Canon's i9900 Photo Printer
Let's leave the suspense to Alfred Hitchcock: Canon's i9900 Photo Printer is the best desktop ink jet printer in its price range that I've ever used. The i9900 makes big, beautiful prints, is quiet, offers fast cross-platform interconnectivity, and did I mention it makes beautiful prints?
The i9900 Photo Printer features Canon's MicroFine Droplet Technology that uses a high-density print head containing 6144 nozzles that deliver approximately 11 million two-picoliter droplets per square inch, achieving an output resolution up to 4800x2400dpi.
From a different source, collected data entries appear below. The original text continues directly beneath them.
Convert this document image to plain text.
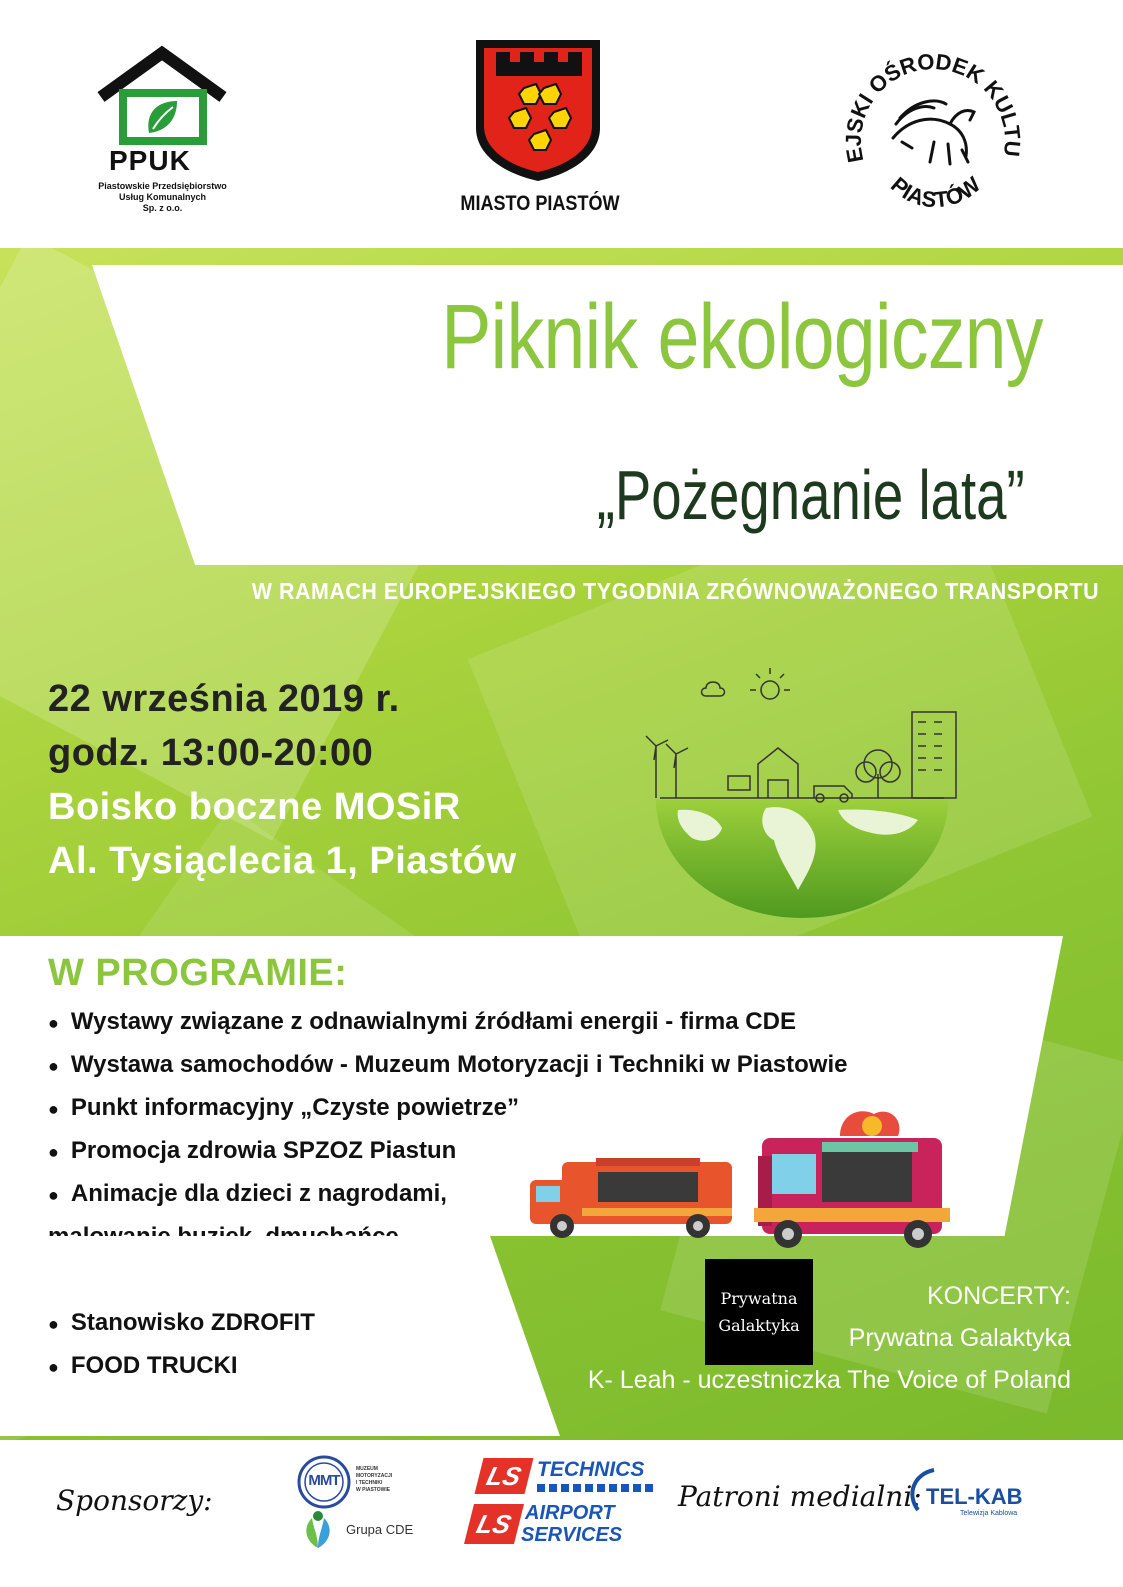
PPUK
Piastowskie Przedsiębiorstwo
Usług Komunalnych
Sp. z o.o.	MIASTO PIASTÓW
EJSKI OŚRODEK KULTU
PIASTÓW
Piknik ekologiczny
„Pożegnanie lata”
W RAMACH EUROPEJSKIEGO TYGODNIA ZRÓWNOWAŻONEGO TRANSPORTU
22 września 2019 r.
godz. 13:00-20:00
Boisko boczne MOSiR
Al. Tysiąclecia 1, Piastów
W PROGRAMIE:
● Wystawy związane z odnawialnymi źródłami energii - firma CDE
● Wystawa samochodów - Muzeum Motoryzacji i Techniki w Piastowie
● Punkt informacyjny „Czyste powietrze”
● Promocja zdrowia SPZOZ Piastun
● Animacje dla dzieci z nagrodami,
● Stanowisko ZDROFIT
● FOOD TRUCKI
Prywatna
Galaktyka
KONCERTY:
Prywatna Galaktyka
K- Leah - uczestniczka The Voice of Poland
Sponsorzy:
MMT
MUZEUM
MOTORYZACJI
I TECHNIKI
W PIASTOWIE
Grupa CDE
LS TECHNICS
LS AIRPORT
SERVICES
Patroni medialni: TEL-KAB
Telewizja Kablowa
Stress-free borderless 4x6" photos can be printed in about 38 seconds with letter-sized output in about 50 noiseless seconds. The i9900 supports edge-to-edge borderless prints in 5x7, 8.5x11, and 13x19" sizes and does it so quietly I often had to look to see if the i9900 was, indeed, printing.
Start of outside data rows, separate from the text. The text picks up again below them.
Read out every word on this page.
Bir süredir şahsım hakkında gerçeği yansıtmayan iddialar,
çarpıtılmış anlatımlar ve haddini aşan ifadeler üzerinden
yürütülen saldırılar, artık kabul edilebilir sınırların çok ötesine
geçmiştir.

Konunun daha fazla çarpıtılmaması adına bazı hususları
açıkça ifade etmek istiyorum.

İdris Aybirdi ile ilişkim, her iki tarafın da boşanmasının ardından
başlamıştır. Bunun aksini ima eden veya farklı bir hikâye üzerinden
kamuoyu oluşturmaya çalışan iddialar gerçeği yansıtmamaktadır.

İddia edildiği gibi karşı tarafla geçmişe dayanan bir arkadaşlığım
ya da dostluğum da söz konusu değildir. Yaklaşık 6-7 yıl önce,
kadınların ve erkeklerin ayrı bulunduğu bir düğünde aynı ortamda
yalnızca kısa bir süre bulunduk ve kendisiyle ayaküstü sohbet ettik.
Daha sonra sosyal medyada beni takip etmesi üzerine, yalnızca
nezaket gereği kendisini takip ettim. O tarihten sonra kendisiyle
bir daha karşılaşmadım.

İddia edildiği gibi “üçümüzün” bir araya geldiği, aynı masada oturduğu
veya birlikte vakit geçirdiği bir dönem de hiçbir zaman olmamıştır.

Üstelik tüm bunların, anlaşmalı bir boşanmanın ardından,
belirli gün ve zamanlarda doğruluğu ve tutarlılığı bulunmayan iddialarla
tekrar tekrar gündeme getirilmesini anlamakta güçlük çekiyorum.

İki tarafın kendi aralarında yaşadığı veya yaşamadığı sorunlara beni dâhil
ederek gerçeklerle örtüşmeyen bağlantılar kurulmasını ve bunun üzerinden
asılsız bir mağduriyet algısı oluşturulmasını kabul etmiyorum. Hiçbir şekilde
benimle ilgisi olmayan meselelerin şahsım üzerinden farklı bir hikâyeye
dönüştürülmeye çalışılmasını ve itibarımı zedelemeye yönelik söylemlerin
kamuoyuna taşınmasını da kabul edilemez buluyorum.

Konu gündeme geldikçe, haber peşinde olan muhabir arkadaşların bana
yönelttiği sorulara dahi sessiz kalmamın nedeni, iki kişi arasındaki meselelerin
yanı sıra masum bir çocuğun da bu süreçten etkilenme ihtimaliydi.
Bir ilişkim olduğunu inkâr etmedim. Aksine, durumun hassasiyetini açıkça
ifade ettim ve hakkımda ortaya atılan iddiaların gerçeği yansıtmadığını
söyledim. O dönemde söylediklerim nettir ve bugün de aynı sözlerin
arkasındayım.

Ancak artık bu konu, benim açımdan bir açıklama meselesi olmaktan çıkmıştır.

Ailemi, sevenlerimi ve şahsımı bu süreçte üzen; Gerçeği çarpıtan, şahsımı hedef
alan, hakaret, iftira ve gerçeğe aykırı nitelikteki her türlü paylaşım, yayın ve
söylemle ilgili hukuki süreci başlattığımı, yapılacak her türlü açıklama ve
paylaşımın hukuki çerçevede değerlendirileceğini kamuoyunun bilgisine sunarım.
Performance is enhanced with both FireWire and USB 2.0 Hi-Speed interface for fast data transfers. A conventional USB interface is also included, allowing up to three computers to be connected to the printer simultaneously. Direct photo printing is possible without using a computer at all thanks to the built-in PictBridge support. PictBridge is an industry standard for digital printers, cameras, and camcorders that allows direct printing, without a computer, from compatible devices to any compatible printer, regardless of manufacturer.
Eight Colors Of The Rainbow
The i9900 Photo Printer has eight individual ink tanks. Canon's ChromaPLUS eight-color ink system adds red and green ink tanks to the usual mix of cyan, magenta, yellow, black, photo cyan, and photo magenta inks commonly found on six-color printers. The red ink tank provides a 60 percent increase in the orange/red gamut over six-color printing and delivers for improved orange hues as well as richer reds. When compared to six-color printing, the green ink increases the green gamut by 30 percent and creates more accurate, deeper greens for grass and foliage. Canon claims the finished print more closely matches "the color characteristics of positive photographic film" and output, especially on Canon's glossy media, is spectacular.
So what does all this ink cost? To replace all of the cartridges at the same time, something that the very concept of the individual cartridges is supposed to defeat, it should be somewhere south of $80, but based on my
real-world testing the two-picoliter ink droplets seem to be miserly and ink consumption seems modest when printing on all types of media.